27.03.26 – 17.00 – Nel fine settimana tra sabato 28 e domenica 29 marzo torna l’ora legale. Nella notte, precisamente alle 2.00, le lancette si spostano avanti di un’ora. I dispositivi digitali si aggiornano in automatico, mentre orologi e sveglie analogiche vanno regolati manualmente.
Al di là delle abitudini quotidiane, che possono risentire del cambiamento in modo diverso da persona a persona, il passaggio all’ora legale ha effetti positivi misurabili sui consumi energetici. Secondo Terna, nel 2025 il risparmio è stato compreso tra 310 e 330 milioni di kWh, pari al fabbisogno annuo di circa 120-125 mila famiglie.
Il vantaggio si riflette anche sulle bollette: tra fine marzo e fine ottobre dello scorso anno il risparmio economico complessivo è stato stimato tra 90 e 100 milioni di euro. Benefici anche sul piano ambientale, con una riduzione delle emissioni tra 145 e 200 mila tonnellate di anidride carbonica.
Nei mesi di ora legale cambiano anche le abitudini domestiche. I consumi complessivi calano in media del 20% rispetto all’inverno, con una flessione più marcata per illuminazione ed elettronica (-34%) e per i consumi in standby (-19%). Più ore di luce e temperature più miti favoriscono una maggiore permanenza all’esterno e un minore utilizzo degli apparecchi in casa.
Aumentano invece i consumi legati alla stagione estiva: la climatizzazione cresce di circa il 30% e la refrigerazione degli alimenti del 10%. Su base annua, i dati 2024 indicano un risparmio medio del 10,3% nelle abitazioni con riscaldamento tradizionale e del 4,8% in quelle dotate di sistemi con inverter.
Non mancano le critiche al cambio semestrale. Studi scientifici evidenziano effetti sul ritmo sonno-veglia, soprattutto nei giorni immediatamente successivi al passaggio all’ora legale, con più stanchezza e minore attenzione. Alcune ricerche rilevano anche un aumento, seppur contenuto, degli incidenti stradali e degli infortuni sul lavoro. Il cambiamento risulta più difficile per bambini, anziani e persone con patologie.
Negli ultimi anni si è riaperto il confronto sull’ipotesi di mantenere l’ora legale tutto l’anno, per eliminare il problema doppio cambio. Il Parlamento europeo si è espresso per superare il sistema attuale, lasciando però agli Stati la scelta.

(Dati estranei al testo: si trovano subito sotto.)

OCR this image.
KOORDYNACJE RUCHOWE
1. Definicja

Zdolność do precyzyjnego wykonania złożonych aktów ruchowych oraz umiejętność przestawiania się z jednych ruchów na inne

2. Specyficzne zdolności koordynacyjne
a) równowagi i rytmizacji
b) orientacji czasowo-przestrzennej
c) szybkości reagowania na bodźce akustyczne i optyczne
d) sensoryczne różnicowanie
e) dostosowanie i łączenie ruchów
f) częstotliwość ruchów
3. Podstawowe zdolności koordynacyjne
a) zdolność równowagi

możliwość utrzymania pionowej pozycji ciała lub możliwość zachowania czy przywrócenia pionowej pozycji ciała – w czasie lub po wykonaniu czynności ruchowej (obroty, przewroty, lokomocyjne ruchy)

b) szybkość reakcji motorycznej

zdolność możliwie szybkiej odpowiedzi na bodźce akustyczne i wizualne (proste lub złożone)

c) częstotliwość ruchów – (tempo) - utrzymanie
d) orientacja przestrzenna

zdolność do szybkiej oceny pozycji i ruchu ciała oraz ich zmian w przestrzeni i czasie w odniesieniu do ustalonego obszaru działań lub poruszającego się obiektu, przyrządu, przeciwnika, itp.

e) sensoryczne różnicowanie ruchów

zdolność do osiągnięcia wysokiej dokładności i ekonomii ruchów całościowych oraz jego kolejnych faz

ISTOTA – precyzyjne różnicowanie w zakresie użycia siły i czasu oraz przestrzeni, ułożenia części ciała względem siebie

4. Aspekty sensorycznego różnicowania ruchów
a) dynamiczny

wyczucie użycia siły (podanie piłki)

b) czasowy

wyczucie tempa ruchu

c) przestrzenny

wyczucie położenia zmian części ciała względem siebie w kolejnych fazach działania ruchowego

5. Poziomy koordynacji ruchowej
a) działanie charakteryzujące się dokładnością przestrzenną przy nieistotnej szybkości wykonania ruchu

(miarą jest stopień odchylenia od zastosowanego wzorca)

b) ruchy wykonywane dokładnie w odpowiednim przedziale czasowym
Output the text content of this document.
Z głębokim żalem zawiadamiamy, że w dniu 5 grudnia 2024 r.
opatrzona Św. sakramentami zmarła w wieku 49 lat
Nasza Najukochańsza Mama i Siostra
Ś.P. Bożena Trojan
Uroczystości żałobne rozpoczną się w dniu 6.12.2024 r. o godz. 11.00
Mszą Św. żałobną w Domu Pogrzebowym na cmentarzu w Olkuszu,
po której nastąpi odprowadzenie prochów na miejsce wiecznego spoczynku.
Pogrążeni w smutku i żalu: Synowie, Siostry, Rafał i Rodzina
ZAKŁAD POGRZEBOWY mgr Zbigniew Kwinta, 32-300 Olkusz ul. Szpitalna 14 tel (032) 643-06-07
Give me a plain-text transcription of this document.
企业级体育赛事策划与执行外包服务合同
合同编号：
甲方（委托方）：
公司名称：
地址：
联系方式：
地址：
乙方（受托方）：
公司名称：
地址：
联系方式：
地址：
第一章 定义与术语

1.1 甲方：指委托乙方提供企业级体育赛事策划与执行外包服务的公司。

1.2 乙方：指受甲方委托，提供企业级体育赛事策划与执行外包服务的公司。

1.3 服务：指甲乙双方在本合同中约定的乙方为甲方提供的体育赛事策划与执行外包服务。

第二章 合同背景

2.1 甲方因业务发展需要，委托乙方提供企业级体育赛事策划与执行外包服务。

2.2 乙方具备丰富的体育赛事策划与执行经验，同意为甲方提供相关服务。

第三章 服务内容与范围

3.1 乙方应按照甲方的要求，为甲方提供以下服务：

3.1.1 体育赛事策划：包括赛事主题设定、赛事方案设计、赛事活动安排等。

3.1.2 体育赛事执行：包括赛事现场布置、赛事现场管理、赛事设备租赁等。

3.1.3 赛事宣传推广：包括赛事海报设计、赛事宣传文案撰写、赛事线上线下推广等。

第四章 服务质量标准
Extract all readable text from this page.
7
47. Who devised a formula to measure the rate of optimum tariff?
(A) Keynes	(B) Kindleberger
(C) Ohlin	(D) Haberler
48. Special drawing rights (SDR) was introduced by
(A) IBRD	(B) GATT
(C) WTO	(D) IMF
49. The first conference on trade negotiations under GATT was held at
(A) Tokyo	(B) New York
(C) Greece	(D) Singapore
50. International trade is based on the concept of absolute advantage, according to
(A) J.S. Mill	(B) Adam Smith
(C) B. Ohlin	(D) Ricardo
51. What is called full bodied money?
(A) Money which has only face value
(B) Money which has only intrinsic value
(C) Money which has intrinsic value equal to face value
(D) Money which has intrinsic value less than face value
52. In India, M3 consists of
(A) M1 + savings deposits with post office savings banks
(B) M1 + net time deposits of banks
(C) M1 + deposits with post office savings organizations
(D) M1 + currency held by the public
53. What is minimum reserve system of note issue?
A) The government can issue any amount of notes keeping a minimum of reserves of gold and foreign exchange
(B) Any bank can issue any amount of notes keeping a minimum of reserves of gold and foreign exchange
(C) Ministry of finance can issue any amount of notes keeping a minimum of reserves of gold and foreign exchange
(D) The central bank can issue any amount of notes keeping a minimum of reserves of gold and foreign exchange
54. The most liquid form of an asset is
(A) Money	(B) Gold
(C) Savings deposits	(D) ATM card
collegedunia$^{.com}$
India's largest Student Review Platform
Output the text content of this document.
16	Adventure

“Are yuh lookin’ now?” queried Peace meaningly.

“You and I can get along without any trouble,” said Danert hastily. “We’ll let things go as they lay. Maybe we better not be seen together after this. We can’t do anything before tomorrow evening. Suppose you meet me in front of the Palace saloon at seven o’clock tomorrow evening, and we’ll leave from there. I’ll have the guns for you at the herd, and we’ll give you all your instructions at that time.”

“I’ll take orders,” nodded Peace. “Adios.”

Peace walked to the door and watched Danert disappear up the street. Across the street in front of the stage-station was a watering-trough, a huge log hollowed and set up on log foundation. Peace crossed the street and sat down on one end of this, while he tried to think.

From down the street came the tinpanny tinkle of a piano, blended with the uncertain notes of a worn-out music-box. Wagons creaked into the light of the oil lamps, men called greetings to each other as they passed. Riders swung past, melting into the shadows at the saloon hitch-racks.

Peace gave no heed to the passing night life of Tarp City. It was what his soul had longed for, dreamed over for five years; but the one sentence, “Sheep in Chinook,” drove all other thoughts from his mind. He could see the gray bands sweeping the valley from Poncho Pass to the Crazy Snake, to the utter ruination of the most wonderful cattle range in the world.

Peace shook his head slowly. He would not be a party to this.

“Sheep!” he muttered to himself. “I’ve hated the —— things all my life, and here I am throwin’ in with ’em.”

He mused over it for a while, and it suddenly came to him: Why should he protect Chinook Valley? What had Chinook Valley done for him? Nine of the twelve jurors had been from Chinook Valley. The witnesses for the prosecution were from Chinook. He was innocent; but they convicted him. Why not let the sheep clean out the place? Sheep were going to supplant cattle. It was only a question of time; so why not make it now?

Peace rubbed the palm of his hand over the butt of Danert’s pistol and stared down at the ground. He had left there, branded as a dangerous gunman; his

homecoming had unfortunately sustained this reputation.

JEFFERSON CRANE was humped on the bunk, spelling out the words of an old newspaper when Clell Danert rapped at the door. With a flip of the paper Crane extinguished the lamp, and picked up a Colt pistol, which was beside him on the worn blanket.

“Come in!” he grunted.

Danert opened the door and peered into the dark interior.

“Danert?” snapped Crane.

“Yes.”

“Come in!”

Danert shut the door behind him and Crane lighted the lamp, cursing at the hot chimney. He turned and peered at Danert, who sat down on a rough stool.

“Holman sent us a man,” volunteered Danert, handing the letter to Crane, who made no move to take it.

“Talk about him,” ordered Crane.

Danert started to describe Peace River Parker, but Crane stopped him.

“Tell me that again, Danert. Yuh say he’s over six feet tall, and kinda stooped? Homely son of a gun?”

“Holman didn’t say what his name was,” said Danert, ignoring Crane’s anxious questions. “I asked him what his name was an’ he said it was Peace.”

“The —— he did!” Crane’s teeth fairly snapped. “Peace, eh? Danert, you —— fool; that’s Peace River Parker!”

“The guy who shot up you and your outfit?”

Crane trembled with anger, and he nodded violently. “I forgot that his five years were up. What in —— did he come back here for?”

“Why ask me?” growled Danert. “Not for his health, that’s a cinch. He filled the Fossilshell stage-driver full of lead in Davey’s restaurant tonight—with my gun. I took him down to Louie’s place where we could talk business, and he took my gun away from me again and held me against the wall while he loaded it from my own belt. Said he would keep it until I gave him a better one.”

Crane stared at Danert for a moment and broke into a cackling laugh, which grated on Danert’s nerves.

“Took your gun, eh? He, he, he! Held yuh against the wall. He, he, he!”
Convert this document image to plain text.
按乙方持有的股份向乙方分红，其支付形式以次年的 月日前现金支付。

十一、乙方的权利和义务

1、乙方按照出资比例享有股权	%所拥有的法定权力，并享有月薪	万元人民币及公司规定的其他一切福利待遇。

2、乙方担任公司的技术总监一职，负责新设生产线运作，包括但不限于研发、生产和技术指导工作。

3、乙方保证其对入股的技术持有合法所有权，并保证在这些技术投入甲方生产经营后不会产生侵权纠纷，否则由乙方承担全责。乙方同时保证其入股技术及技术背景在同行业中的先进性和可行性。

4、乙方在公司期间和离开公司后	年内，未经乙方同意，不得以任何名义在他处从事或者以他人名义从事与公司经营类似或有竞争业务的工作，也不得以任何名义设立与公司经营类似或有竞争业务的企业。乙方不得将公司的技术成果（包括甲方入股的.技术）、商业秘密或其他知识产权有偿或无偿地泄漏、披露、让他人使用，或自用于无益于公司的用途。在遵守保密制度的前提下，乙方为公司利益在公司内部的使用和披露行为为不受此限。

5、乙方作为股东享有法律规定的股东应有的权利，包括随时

Tra i possibili vantaggi vengono indicati una maggiore stabilità nei ritmi biologici e più luce nelle ore serali anche nei mesi invernali, oltre a ulteriori risparmi energetici. Restano però differenze di vedute tra i Paesi e non è stata ancora presa una decisione definitiva.
Per ora, quindi, il sistema resta invariato: il ritorno all’ora solare è previsto nel fine settimana del 25-26 ottobre.